To make a boxplot, use the `bwplot()` function. As always with the lattice package, you can use a conditioning statement to create juxtaposing panels.
```{r}
bwplot(len ~ supp | dose, data = ToothGrowth,
layout = c(3, 1),
xlab = "Dose", ylab = "Length")
```
To make a violin plot, use the `bwplot()` function and specify the `panel` argument.
```{r}
bwplot(len ~ supp | dose, data = ToothGrowth,
layout = c(3, 1),
panel = panel.violin, # specify panel argument to make violin plot
xlab = "Dose", ylab = "Length")
```
To make a dotplot, use the `dotplot()` function.
```{r}
dotplot(len ~ supp | dose, data = ToothGrowth,
layout = c(3, 1),
xlab = "Dose", ylab = "Length")
```
## Trivariate Plots
One option when displaying trivariate continuous data is to utilize all 3 axes. This can be done with a three-dimensional scatterplot.

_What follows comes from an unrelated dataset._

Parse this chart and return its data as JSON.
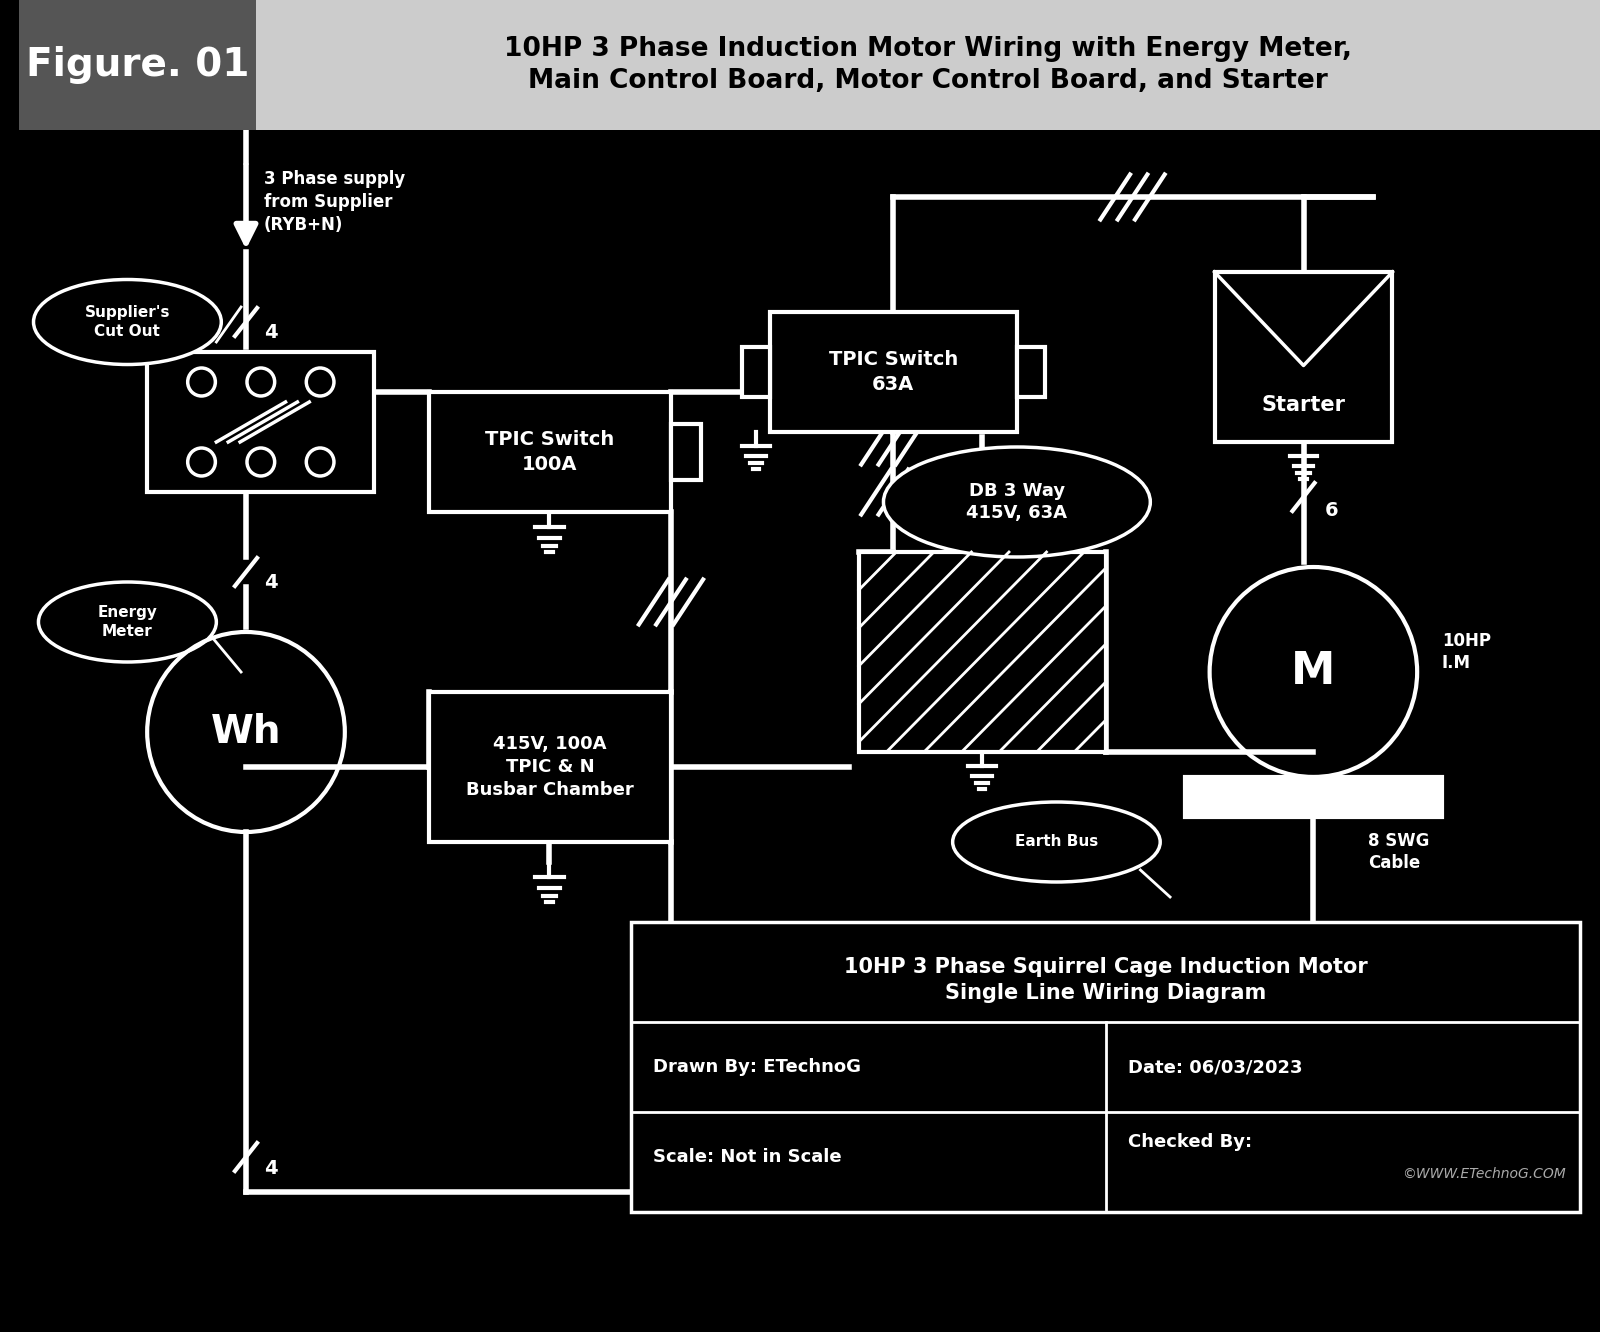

In the lattice package, one can create such a plot using the `cloud()` function. This function takes in a symbolic formula as its first argument, in the form: `z ~ x * y`, where x, z, and y are the three continuous variables.
In this example we will use the quakes dataset again.
```{r}
cloud(depth ~ lat * long, data=quakes)
```
To view the data from a different perspective, you can rotate the plot using the `screen` argument. You can play with this feature until you find the best view of your data.
```{r}
cloud(depth ~ lat * long, data=quakes,
screen = list(z = 105, x = -70))
```
Unfortunately, interactive options are not available in the Lattice package.
## Pros and Cons of Lattice
Now that we have a basic overview of the kinds of things the lattice package can do, let's discuss some of the advantages and disadvantages of this data visualization package.
Pros:
* Very good at allowing one to visualize multivariate data, i.e. comparing how some variable y changes with some variable x across levels of some other variable z
* Many settings set automatically because the entire plot is created at once.
Cons:
* Can be difficult to flesh out an entire plot in one method call
* Cannot add more elements to a plot once it is created; it has to be modified.